The product of integrable random variables need not be integrable

Question

The product of integrable random variables need not be integrable

@Did gave a great example showing that in general the product of two Lebesgue integrable functions need not be integrable. I thought I could just tweak that example and prove this. However, I found the ``tweaking'' is not easy. Suppose random variable $X,Y\in L^{1}$. It means that $E(X),E(Y)<+\infty$ , that is, $\int XdP,\int YdP<+\infty$. I want to find an example where $\int XYdP$ is infinite.

The problem with the definition of expectation is that it is not convenient to calculate.
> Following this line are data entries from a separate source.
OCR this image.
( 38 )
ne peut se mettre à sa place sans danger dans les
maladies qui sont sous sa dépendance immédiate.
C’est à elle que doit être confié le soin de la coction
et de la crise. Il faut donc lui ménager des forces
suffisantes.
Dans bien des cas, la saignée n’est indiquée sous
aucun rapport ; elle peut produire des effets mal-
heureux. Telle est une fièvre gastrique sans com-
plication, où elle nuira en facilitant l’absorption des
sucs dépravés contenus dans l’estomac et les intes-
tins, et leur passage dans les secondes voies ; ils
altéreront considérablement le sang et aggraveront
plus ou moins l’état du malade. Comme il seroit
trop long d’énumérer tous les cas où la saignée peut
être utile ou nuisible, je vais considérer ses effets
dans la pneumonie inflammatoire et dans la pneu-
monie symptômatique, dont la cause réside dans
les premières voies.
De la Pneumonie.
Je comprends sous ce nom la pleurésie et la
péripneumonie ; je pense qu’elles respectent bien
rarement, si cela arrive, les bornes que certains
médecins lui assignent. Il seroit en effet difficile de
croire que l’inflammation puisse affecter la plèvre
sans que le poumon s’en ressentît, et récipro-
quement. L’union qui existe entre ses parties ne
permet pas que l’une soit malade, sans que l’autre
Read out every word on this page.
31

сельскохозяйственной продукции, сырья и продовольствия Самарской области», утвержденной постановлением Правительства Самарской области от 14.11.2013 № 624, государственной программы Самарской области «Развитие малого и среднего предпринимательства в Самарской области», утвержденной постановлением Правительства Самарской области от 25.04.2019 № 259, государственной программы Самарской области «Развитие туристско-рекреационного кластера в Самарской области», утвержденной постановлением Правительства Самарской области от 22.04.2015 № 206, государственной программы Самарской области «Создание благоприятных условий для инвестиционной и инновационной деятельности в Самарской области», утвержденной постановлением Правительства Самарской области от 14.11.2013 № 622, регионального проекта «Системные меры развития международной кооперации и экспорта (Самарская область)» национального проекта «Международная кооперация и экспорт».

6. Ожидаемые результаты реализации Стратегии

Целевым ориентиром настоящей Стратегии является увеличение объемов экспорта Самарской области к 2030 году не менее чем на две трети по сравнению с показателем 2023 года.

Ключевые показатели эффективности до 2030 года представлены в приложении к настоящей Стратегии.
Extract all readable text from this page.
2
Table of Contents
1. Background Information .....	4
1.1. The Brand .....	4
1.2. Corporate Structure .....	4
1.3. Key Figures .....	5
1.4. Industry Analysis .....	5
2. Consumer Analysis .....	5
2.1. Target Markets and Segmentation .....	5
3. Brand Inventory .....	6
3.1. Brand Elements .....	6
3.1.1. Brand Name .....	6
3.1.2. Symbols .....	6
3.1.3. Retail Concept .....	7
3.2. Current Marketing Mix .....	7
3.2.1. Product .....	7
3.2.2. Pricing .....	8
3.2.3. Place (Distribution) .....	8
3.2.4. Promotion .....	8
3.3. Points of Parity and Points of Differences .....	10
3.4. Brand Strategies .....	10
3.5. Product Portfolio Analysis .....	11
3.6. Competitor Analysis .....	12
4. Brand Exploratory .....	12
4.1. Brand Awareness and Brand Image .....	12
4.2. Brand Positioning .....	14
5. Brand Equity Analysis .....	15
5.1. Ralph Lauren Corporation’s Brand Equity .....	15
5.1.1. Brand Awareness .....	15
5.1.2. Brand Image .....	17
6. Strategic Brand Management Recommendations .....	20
The convenient way of computing the expectation is to use the density function : $E(X)=\int_{-\infty}^{\infty}xf(x)dx$ . However, if I use the density function, then unless $X$ and $Y$ are independent, contructing the density function for $XY$ and making $E(XY)$ infinite will be tricky.

Any suggestion? Thank you.

Answer 1

Explaining the ingredients of the counterexample by Did:

1. Taking $X=Y$ does not limit our chances of finding a counterexample, because $XY\le X^2+Y^2$. (So, if $XY$ has infinite expected value, then one of $X^2$ and $Y^2$ does too.)
2. The focus is on the large values of $X$, because this is where squaring hurts.
3. The integral that gives the expected value of $X$ should converge, but not too rapidly (like the Gaussian), more like $\int_1^\infty x^{-p}\,dx$ with $p>1$ to be determined.
4. According to 3, the pdf of $X$ is $c_px^{-p-1}\cdot [x>1]$ where $c_p$ is normalization constant and $[\ \ ]$ the Iverson bracket.
5. Instead of computing the pdf of $X^2$, we can directly calculate $E(X^2)$ using the pdf of $X$: it is $c_p\int_1^\infty x^2x^{-p-1}\,dx=c_p\int_1^\infty x^{-p+1}\,dx$
6. The integral in 5 diverges when $p\le 2$. Thus, any $p$ in the range $1< p\le 2$ could be used. We can just as well pick the integer value $p=2$.